The NZD/USD pair attracts some follow-through buying for the second straight day on Monday and climbs to over a one-month peak amid sustained US Dollar (USD) selling. Spot prices, however, struggle to make it through the very important 200-day Simple Moving Average (SMA) resistance and trade around the 0.6070 area during the first half of the European session, still up over 0.35% for the day.
The US Producer Price Index (PPI) and Consumer Price Index (CPI) released last week indicated that inflation is on a downward trend, reaffirming market bets that the Federal Reserve (Fed) will begin its rate-cutting cycle in September. This, in turn, triggers a fresh leg down in the US Treasury bond yields and drags the USD Index (DXY), which tracks the Greenback against a basket of currencies, to its lowest level since January. Apart from this, a stable performance across the global equity markets turns out to be another factor undermining the safe-haven buck and benefiting the risk-sensitive Kiwi.
That said, the Reserve Bank of New Zealand's (RBNZ) dovish tilt last week holds back bulls from placing aggressive bets and keeps a lid on any further gains.
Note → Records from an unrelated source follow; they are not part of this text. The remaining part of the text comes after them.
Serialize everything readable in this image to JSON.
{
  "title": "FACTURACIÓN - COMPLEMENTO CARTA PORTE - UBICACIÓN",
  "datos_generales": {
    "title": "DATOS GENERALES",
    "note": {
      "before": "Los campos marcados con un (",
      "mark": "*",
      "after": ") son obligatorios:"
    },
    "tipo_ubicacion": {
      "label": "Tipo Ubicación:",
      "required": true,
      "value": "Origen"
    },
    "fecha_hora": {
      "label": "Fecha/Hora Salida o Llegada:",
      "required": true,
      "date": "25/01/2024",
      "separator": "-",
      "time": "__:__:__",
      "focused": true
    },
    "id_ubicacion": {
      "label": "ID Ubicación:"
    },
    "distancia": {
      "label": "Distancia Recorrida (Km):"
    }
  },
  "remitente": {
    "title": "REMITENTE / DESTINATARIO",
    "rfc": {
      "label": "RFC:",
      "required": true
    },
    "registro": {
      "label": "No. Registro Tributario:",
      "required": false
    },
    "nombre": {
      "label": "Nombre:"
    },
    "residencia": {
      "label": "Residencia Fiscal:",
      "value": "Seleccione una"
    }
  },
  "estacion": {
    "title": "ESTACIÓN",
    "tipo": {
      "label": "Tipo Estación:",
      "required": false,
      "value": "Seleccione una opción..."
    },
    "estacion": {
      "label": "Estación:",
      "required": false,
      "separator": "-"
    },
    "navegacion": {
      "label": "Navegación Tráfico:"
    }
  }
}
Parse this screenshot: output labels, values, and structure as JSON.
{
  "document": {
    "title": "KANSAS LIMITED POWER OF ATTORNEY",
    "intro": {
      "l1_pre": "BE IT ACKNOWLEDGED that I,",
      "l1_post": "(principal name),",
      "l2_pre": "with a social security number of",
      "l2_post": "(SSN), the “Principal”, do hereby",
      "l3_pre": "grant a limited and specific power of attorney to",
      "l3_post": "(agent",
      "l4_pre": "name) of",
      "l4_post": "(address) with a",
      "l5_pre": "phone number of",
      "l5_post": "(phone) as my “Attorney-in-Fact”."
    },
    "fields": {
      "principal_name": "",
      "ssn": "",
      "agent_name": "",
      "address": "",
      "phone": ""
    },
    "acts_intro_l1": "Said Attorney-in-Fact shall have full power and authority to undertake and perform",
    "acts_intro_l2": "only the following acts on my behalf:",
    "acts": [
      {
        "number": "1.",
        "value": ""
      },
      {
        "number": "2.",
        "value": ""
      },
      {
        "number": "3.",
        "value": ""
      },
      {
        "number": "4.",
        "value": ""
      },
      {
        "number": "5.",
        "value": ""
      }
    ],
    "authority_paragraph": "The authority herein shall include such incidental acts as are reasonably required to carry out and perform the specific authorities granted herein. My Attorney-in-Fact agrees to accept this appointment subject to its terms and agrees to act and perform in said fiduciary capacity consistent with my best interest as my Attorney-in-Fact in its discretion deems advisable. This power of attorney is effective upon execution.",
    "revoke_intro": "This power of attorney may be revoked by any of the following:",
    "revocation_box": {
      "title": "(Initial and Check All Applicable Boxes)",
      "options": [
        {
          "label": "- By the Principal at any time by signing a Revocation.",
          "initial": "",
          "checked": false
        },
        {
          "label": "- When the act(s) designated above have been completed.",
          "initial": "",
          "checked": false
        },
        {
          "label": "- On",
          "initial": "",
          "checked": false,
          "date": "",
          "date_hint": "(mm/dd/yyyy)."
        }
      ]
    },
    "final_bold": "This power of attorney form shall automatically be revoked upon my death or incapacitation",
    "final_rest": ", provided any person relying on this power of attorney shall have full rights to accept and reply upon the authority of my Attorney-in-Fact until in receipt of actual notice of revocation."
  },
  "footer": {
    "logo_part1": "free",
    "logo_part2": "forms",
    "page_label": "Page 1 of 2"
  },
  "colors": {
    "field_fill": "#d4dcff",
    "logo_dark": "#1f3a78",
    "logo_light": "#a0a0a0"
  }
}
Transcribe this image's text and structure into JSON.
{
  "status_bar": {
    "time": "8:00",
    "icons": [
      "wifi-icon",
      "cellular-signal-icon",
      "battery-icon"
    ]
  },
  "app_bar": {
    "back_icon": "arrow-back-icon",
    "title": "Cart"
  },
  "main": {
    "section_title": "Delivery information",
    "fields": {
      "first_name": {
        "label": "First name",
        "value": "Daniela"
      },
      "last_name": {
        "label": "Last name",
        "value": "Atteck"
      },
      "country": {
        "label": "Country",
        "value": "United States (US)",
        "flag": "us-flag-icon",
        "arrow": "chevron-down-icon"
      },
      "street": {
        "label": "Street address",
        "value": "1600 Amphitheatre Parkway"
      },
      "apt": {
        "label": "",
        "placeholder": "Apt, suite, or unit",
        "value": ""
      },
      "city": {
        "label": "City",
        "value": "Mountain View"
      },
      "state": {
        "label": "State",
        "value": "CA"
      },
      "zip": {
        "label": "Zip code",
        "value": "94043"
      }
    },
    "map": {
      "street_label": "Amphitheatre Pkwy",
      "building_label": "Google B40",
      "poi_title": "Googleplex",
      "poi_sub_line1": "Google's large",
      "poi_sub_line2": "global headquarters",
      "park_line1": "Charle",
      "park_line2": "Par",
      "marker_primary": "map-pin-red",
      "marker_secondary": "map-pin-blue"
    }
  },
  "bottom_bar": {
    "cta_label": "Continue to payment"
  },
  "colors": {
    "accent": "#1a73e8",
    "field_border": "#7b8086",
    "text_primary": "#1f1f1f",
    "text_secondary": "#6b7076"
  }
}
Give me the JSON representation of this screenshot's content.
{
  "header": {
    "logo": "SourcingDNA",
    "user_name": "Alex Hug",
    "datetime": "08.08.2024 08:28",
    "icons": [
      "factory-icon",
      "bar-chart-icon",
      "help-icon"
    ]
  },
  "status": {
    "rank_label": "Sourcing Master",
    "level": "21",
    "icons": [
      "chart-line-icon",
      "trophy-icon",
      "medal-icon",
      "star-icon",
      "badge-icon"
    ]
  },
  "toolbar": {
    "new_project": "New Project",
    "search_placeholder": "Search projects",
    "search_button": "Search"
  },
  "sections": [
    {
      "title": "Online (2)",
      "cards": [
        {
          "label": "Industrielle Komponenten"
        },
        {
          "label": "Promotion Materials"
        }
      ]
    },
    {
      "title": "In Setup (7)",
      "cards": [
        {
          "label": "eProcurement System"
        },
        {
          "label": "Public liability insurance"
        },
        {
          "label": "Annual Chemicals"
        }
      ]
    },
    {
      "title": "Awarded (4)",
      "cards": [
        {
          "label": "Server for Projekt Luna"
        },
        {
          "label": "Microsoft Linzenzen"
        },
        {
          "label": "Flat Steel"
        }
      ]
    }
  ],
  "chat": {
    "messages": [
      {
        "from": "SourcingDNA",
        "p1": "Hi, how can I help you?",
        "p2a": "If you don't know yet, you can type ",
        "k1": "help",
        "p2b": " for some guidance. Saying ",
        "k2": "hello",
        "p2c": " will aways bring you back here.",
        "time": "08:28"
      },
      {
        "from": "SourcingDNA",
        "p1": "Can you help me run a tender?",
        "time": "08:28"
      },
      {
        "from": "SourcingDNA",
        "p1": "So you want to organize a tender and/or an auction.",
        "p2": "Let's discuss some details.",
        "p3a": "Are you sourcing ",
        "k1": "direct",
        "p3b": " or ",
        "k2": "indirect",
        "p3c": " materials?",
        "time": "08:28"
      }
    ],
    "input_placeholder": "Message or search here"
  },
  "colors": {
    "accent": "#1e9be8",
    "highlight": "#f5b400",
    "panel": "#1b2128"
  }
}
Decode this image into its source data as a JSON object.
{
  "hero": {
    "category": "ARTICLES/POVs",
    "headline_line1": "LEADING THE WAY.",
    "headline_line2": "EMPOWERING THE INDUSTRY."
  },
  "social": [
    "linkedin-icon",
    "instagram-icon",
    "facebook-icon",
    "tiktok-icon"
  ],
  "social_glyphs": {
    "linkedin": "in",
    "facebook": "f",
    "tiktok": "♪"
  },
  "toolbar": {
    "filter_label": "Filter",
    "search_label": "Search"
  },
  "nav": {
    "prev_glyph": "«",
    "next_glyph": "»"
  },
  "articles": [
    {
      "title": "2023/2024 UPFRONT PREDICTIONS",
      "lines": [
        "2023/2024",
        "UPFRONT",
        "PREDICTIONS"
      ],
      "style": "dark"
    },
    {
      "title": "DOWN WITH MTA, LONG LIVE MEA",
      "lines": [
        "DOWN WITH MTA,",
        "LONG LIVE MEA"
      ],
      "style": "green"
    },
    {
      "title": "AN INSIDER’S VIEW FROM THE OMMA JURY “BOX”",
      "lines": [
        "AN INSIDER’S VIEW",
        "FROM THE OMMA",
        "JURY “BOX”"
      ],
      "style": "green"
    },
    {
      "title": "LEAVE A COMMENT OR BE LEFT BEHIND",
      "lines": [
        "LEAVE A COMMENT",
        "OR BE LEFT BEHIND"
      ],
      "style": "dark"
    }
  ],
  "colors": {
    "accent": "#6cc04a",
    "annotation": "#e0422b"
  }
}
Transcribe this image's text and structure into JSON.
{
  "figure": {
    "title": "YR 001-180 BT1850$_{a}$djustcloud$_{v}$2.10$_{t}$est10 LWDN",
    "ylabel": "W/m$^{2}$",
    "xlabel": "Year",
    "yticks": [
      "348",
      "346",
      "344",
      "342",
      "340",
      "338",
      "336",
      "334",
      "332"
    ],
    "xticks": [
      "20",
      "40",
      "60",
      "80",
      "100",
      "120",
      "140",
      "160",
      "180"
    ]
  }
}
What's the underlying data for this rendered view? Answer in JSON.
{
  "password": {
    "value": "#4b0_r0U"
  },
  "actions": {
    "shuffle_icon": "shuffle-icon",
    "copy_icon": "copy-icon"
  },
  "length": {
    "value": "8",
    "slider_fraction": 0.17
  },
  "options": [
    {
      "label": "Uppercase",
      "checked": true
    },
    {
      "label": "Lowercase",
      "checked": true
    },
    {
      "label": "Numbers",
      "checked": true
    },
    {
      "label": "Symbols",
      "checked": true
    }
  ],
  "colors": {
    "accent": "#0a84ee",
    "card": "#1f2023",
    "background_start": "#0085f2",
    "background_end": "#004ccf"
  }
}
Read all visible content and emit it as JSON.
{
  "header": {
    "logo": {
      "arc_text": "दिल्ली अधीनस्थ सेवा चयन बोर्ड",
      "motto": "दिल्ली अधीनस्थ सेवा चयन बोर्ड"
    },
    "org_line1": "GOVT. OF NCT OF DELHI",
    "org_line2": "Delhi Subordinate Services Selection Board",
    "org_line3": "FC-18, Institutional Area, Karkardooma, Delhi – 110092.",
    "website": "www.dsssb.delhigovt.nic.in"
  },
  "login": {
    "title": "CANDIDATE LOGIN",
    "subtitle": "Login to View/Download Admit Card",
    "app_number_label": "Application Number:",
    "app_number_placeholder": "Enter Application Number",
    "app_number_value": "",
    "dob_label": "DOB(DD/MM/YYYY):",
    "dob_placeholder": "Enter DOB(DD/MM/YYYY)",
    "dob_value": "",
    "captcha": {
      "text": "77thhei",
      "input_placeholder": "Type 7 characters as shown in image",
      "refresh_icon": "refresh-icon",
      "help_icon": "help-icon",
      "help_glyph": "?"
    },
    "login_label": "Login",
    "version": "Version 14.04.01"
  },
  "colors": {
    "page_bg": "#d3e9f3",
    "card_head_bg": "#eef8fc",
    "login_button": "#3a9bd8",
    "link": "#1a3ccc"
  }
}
In fact, the central bank unexpectedly decided to cut the Official Cash Rate (OCR) for the first time since March 2020, citing the recent progress towards meeting the annual inflation target and weak domestic economic growth. The RBNZ also indicated more cuts over the coming months, which, along with concerns about an economic downturn in China, acts as a headwind for antipodean currencies, including the New Zealand Dollar (NZD).